Generally, no deductions are allowed with respect to the use of a dwelling unit which is used by the taxpayer as a residence. Sec. 280A. To be excepted from this general rule, the taxpayer must show that the home office was exclusively used on a regular basis for one of three purposes enumerated in section 280A(c)(1). Petitioner claims to have used the same portion of his residence for both his writing activity and his teaching duties. Since we have found that petitioner's writing activity does not constitute a trade or business, it follows that petitioner did not use this portion of his residence exclusively for his teaching trade. Petitioner, therefore, is not entitled to a home office deduction.
Income Averaging
The final issue is whether petitioner is entitled to apply the income averaging provision to his 1984 taxable year income. Section 1301 provides that an "eligible individual" meeting certain conditions may elect to compute his tax by income averaging. Subject to certain exceptions, an individual shall not be an eligible individual for the computation year if, for any base period year, such individual furnished less than one-half of his support. Sec. 1303(c)(1). The base period years are the three taxable years (1981, 1982, and 1983) immediately preceeding the computation year (1984). Sec. 1302(c). Petitioner bears the burden of proving his correct taxable income for the base period years, even if it was zero and not shown on any return. Unser v. Commissioner, 59 T.C. 528, 530 (1973).

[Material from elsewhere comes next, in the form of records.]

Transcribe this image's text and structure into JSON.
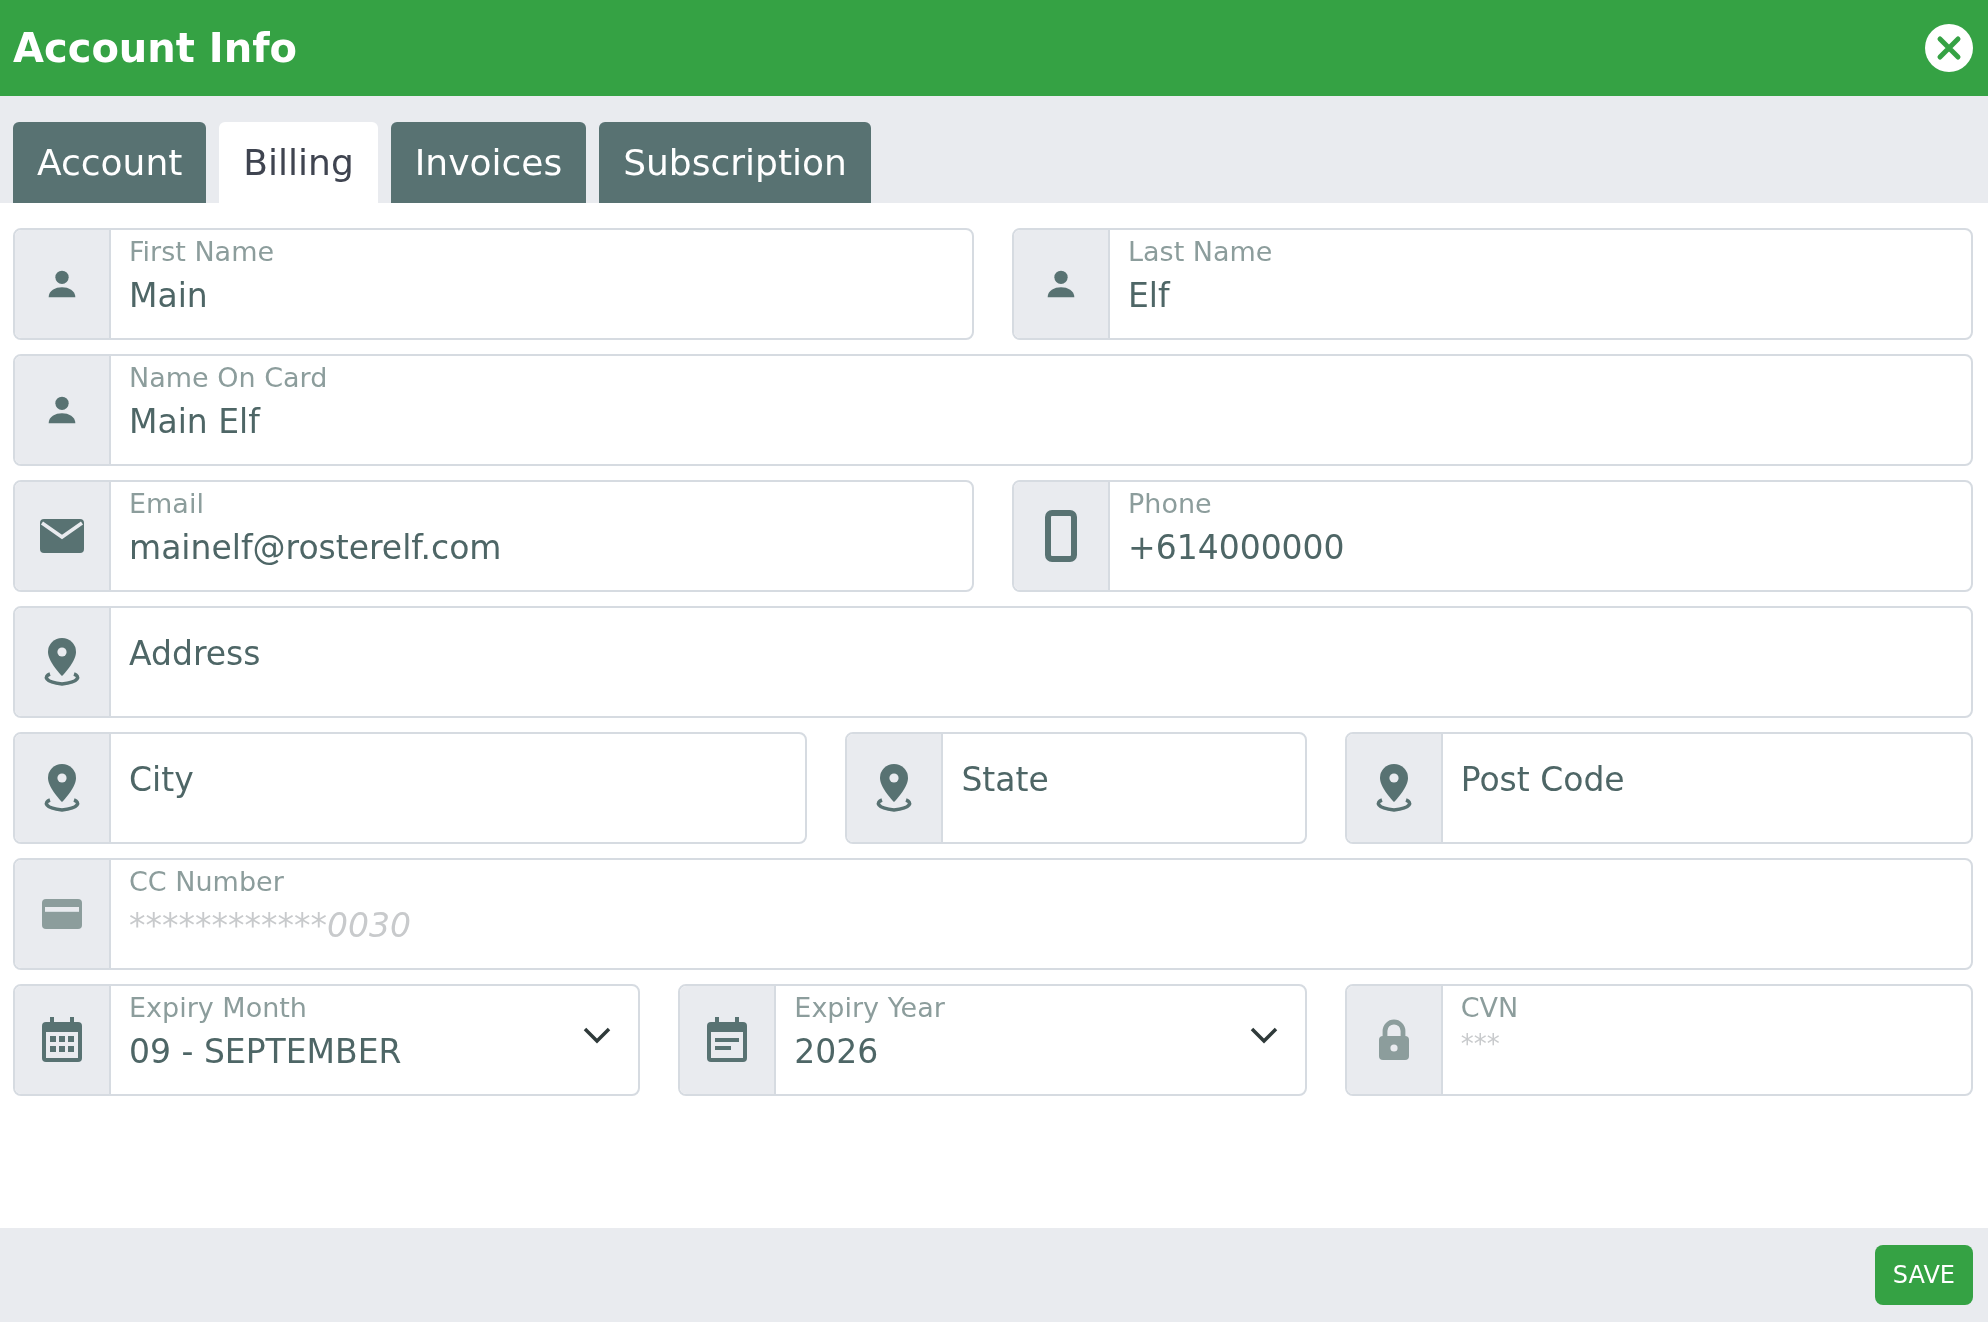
{
  "window": {
    "title": "Account Info"
  },
  "tabs": [
    {
      "label": "Account",
      "selected": false
    },
    {
      "label": "Billing",
      "selected": true
    },
    {
      "label": "Invoices",
      "selected": false
    },
    {
      "label": "Subscription",
      "selected": false
    }
  ],
  "form_rows": [
    [
      {
        "kind": "text",
        "label": "First Name",
        "value": "Main"
      },
      {
        "kind": "text",
        "label": "Last Name",
        "value": "Elf"
      }
    ],
    [
      {
        "kind": "text",
        "label": "Name On Card",
        "value": "Main Elf"
      }
    ],
    [
      {
        "kind": "text",
        "label": "Email",
        "value": "mainelf@rosterelf.com"
      },
      {
        "kind": "text",
        "label": "Phone",
        "value": "+614000000"
      }
    ],
    [
      {
        "kind": "text",
        "placeholder": "Address"
      }
    ],
    [
      {
        "kind": "text",
        "placeholder": "City"
      },
      {
        "kind": "text",
        "placeholder": "State"
      },
      {
        "kind": "text",
        "placeholder": "Post Code"
      }
    ],
    [
      {
        "kind": "masked",
        "label": "CC Number",
        "placeholder": "************0030"
      }
    ],
    [
      {
        "kind": "select",
        "label": "Expiry Month",
        "value": "09 - SEPTEMBER"
      },
      {
        "kind": "select",
        "label": "Expiry Year",
        "value": "2026"
      },
      {
        "kind": "masked",
        "label": "CVN",
        "placeholder": "***"
      }
    ]
  ],
  "buttons": [
    {
      "label": "SAVE"
    }
  ]
}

Petitioner contends that he furnished over one-half of his support for each of the base period years, thus satisfying the section 1303(c)(1) requirement. 7 The facts do not support petitioner's contention.
Petitioner did not file a tax return for two of his base years, 1981 and 1982. During these two years petitioner attended law school and lived in his father's home. Petitioner was listed as a dependent on his father's 1981 Federal tax return. For petitioner to qualify as a dependent, petitioner's father must have provided over one-half of petitioner's support. See sec. 152(a). On Schedule G (Income Averaging) appended to his 1984 income tax return, petitioner reported zero income for base year 1981.

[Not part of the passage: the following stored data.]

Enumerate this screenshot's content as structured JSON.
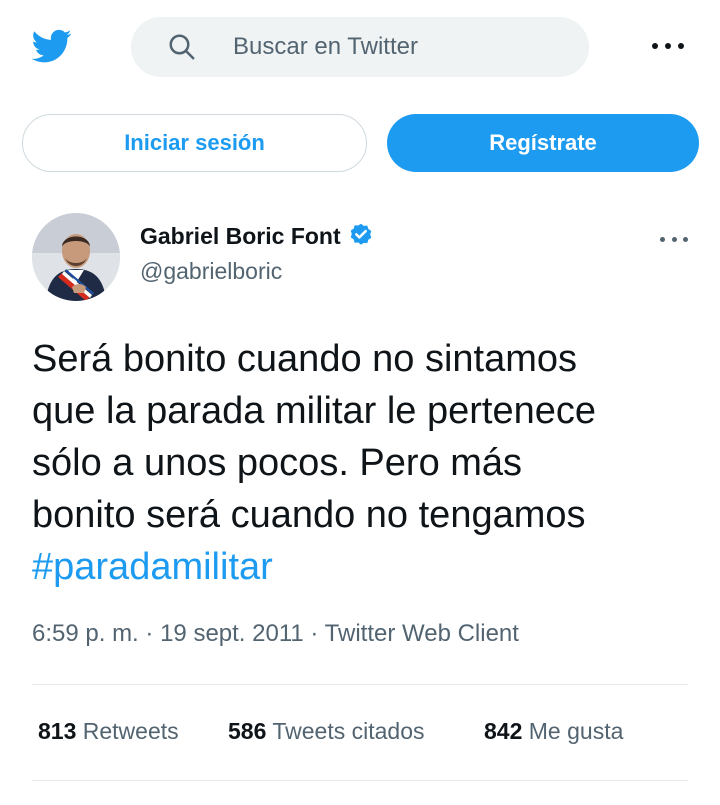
{
  "header": {
    "logo_icon": "twitter-bird-icon",
    "search_placeholder": "Buscar en Twitter",
    "more_icon": "more-horizontal-icon"
  },
  "auth": {
    "login_label": "Iniciar sesión",
    "signup_label": "Regístrate"
  },
  "tweet": {
    "author_name": "Gabriel Boric Font",
    "author_handle": "@gabrielboric",
    "verified": true,
    "text_lines": [
      "Será bonito cuando no sintamos",
      "que la parada militar le pertenece",
      "sólo a unos pocos. Pero más",
      "bonito será cuando no tengamos"
    ],
    "hashtag": "#paradamilitar",
    "time": "6:59 p. m.",
    "date": "19 sept. 2011",
    "source": "Twitter Web Client",
    "separator": "·"
  },
  "stats": {
    "retweets_count": "813",
    "retweets_label": "Retweets",
    "quotes_count": "586",
    "quotes_label": "Tweets citados",
    "likes_count": "842",
    "likes_label": "Me gusta"
  },
  "colors": {
    "accent": "#1d9bf0",
    "secondary_text": "#536471",
    "primary_text": "#0f1419",
    "search_bg": "#eff3f4"
  }
}
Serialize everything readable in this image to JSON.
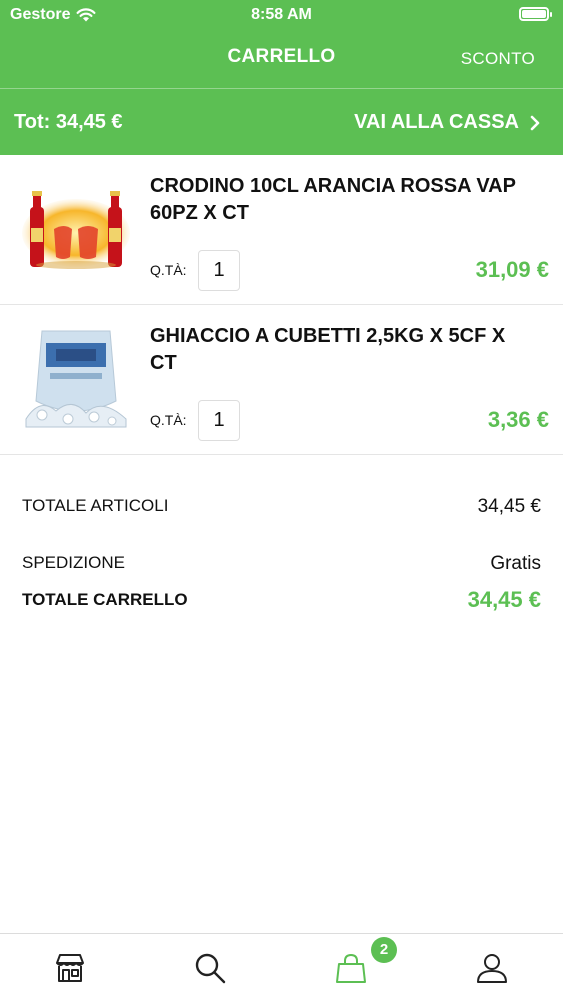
{
  "status_bar": {
    "carrier": "Gestore",
    "time": "8:58 AM"
  },
  "nav": {
    "title": "CARRELLO",
    "action": "SCONTO"
  },
  "total_bar": {
    "total": "Tot: 34,45 €",
    "checkout": "VAI ALLA CASSA"
  },
  "items": [
    {
      "name": "CRODINO 10CL ARANCIA ROSSA VAP 60PZ X CT",
      "qty_label": "Q.TÀ:",
      "qty": "1",
      "price": "31,09 €"
    },
    {
      "name": "GHIACCIO A CUBETTI 2,5KG X 5CF X CT",
      "qty_label": "Q.TÀ:",
      "qty": "1",
      "price": "3,36 €"
    }
  ],
  "summary": {
    "items_total_label": "TOTALE ARTICOLI",
    "items_total": "34,45 €",
    "shipping_label": "SPEDIZIONE",
    "shipping": "Gratis",
    "cart_total_label": "TOTALE CARRELLO",
    "cart_total": "34,45 €"
  },
  "tabbar": {
    "icons": [
      "store-icon",
      "search-icon",
      "shopping-bag-icon",
      "user-icon"
    ],
    "cart_badge": "2"
  },
  "colors": {
    "accent": "#5cbf53",
    "text": "#111111",
    "divider": "#e5e5e5"
  }
}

Petitioner, however, now claims that in 1981 and 1982 he worked as an employee on the construction of his father's house in exchange for food and lodging. Less than two weeks prior to trial, petitioner produced a computation which purported to establish that he earned "food and lodging" from his father that slightly exceeded one-half of his total support during 1981 and 1982. We find petitioner's testimony, including his computation, to be completely unreliable. There is no credible evidence suggesting that petitioner was ever employed by his father, nor is there any credible evidence supporting the figures petitioner used in his calculation. As a result, for at least one of the base years, 1981, petitioner has not established that he provided greater than one-half of his support. Petitioner has failed to meet the requirement of section 1301(c)(1), and thus is not entitled to apply the income averaging provisions.
Summary
In sum, we allow petitioner a deduction in excess of that allowed by respondent for: (1) moving expenses in 1983 in the amount of $ 200, and (2) legal/professional fees in 1984 in the amount of $ 30.
Decisions will be entered under Rule 155.